Only women know how messy a period can be, and they have to face it all through their early or late 50s. Throughout the years and today, also period has been overlooked as something terrible happening to women. Though there are women fighting this cause every day, there are some patriarchal countries that have accepted periods as being a normal function of a woman’s body. Over the years, we have evolved from pads to tampons, women have tried everything to get rid of this monthly release. Even if these practices are somehow considered as being harmful both to the women and the environment, it has not exactly stopped. Most women still face the wrath of a leaky pad or an infected tampon. However, the advent of menstrual cups has eased the problem that women had to face.
What is a menstrual cup?
A menstrual cup is a feminine hygiene device that is inserted in the vagina during menstruation to collect menstrual fluid, i.e., blood from the uterine line, to prevent leaking onto clothes. Menstrual cups are usually made of flexible medical silicone that is shaped like a bell with a stem that is used for insertion and removal. The cup can be emptied every 4 to 12 hours depending on the amount of flow; it can be removed, drained, rinsed, and re-inserted. After each period, the cup should be boiled for at least 5 minutes and stored in a hygienic place for use during the next cycle. Menstrual cups are a safe option compared to other forms of menstrual hygiene.

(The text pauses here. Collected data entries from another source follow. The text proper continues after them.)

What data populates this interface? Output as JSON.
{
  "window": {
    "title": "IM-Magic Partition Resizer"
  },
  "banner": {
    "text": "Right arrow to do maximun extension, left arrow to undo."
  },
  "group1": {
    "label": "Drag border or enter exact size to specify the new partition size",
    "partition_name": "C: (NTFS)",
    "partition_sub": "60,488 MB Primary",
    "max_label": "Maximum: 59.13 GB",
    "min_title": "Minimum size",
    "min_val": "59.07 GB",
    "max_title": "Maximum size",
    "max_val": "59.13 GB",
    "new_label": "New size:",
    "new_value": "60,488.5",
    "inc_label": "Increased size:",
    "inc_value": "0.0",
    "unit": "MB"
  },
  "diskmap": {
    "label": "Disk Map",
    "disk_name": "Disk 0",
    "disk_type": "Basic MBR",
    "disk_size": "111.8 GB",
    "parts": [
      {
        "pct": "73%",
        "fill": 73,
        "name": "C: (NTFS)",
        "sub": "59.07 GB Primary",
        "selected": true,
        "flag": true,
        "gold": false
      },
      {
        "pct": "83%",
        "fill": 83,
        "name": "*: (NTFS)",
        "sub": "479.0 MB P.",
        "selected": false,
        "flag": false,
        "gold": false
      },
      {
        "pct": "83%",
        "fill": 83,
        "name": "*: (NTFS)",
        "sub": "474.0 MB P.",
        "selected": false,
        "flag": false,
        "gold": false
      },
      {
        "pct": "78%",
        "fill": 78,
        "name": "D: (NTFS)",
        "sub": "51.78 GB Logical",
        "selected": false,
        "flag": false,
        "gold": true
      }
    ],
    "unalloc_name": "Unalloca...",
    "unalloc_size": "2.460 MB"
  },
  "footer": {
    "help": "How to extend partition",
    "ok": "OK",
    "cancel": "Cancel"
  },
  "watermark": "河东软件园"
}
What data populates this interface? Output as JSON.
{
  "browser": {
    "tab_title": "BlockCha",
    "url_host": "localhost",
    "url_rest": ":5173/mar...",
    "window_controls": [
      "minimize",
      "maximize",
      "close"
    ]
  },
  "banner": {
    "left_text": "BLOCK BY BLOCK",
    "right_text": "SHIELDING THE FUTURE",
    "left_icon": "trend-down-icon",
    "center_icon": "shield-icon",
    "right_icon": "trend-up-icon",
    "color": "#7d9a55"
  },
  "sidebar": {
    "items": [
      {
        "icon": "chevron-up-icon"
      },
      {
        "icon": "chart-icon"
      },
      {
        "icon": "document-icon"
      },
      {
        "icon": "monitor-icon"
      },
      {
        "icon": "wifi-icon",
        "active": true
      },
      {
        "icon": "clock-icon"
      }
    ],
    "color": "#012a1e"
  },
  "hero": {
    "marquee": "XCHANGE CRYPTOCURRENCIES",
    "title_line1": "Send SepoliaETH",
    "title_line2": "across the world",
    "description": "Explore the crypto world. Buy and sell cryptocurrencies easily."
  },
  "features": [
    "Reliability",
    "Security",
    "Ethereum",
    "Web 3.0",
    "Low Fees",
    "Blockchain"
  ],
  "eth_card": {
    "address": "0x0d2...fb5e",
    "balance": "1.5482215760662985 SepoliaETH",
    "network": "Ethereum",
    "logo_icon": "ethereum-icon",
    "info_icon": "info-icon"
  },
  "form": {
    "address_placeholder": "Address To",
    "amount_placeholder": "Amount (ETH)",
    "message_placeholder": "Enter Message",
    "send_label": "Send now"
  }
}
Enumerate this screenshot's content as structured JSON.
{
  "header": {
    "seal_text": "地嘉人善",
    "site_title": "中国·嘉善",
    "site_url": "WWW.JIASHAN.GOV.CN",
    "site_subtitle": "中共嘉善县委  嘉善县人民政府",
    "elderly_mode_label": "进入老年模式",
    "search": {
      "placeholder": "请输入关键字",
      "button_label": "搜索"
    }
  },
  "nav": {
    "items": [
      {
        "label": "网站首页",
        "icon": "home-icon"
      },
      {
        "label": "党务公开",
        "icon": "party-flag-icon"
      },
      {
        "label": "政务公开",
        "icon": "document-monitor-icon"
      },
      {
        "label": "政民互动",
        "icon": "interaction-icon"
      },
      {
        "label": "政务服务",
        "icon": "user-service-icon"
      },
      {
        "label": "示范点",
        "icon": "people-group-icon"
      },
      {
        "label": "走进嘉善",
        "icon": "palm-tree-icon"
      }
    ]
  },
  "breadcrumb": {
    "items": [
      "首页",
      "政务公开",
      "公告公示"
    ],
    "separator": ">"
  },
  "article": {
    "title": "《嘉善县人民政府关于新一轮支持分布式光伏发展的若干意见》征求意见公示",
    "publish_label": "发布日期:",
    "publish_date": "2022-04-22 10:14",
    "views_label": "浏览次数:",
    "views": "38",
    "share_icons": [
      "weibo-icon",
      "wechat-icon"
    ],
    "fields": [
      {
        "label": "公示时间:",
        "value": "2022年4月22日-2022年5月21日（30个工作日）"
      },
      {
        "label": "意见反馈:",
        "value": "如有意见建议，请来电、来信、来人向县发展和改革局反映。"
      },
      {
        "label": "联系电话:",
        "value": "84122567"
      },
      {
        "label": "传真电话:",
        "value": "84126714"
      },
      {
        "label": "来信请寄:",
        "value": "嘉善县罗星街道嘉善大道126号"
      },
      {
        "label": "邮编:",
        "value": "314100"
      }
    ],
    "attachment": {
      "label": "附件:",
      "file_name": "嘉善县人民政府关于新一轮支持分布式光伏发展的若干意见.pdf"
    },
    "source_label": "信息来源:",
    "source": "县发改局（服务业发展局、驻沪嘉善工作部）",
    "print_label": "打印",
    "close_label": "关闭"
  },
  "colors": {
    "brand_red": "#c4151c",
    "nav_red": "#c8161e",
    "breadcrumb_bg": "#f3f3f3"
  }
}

How do periods affect the environment?
It is essential to know that not only women get their periods but also transgender, inter-gender, and gender-queer people. Every month women who menstruate turn to traditional tampons and pads and some to the cloth lest they know that these menstrual products impact the environment in various ways which we will discuss in this blog.
Did you know that commercial menstrual products come in a packaged plastic, tampons use plastic applicators, and pads contain a plastic lining to prevent blood from leaking? Well, neither did I!
Impacts of Menstrual Hygiene Products on the Environment – A traditional pad and tampon go through anywhere from 11 to 30 hygiene products per menstrual cycle. People who use tampons burn through 5,000 -14,000 tampons throughout their lifetimes. If you multiply this by the number of menstruating people on earth, then you realize how this waste can be damaging to the environment. The resources used in the production, as well as the environmental impact of shipping menstrual products around the globe, impact the environment. From using trucks to transport these goods to ships, the carbon emissions are increasing day by day. Even if a large proportion of these products utilize cotton, a renewable resource, there are some which use plastic.
Alternatives to tampons and pads – The option to traditional tampons and pads is the menstrual cup. Made of silicon, they are re-usable and can last longer than a tampon or pad. Though it is higher in price than a box of tampons, it is a one-time buy as the cups are washable and lasts for up to 10 years. The other alternative is the use of pieces of old saris and other cloths to manage the menstrual flow. Used earlier by our grandparents and parents, this small and innovative leap is a sustainable and vegan alternative to tampons and pads. However, some studies suggest that tampons and pads are more reliable than cloths.
Facts are comparing the green-ness of menstrual cups to more feminine hygiene products; some are listed below:
• There is the extra packaging – It is known that pads and tampons are full of plastic, even if it is not visible. Menstrual cups diminish the additional packaging issue, which means there is less waste in the landfills. Though, there is some tampons company that have highlighted the fact of being more environmentally responsible in the tampon packaging. • Pads are harmful – It is a fact that quite a few people know, that pads contain toxic chemicals. The adhesive used to make the pad stick to your underwear is an environmentally harmful pollutant. • Tampons are chemically loaded – Tampons contain a chemical called dioxin which is harmful both to the environment and to you. It is highly toxic that can cause problems in the reproduction development and the immune system, and lead to cancer. As a persistent environmental pollutant, it can remain the atmosphere for many years. • More harm than gain – By now, you have understood that pads and tampons are harmful to the environment as it is loaded with unnatural chemicals. These chemicals get soaked up by the earth and released as pollution into the groundwater and air.
Menstrual cups are considered bliss, and it is a fantastic solution. Aside from being 100% organic and eco-friendly, these cups take their impact seriously from their production to the packaging. These silicone menstrual cups are the redesigned version of the version that existed almost 80 years ago. One thing is for sure that menstrual cups are not going off the market so soon!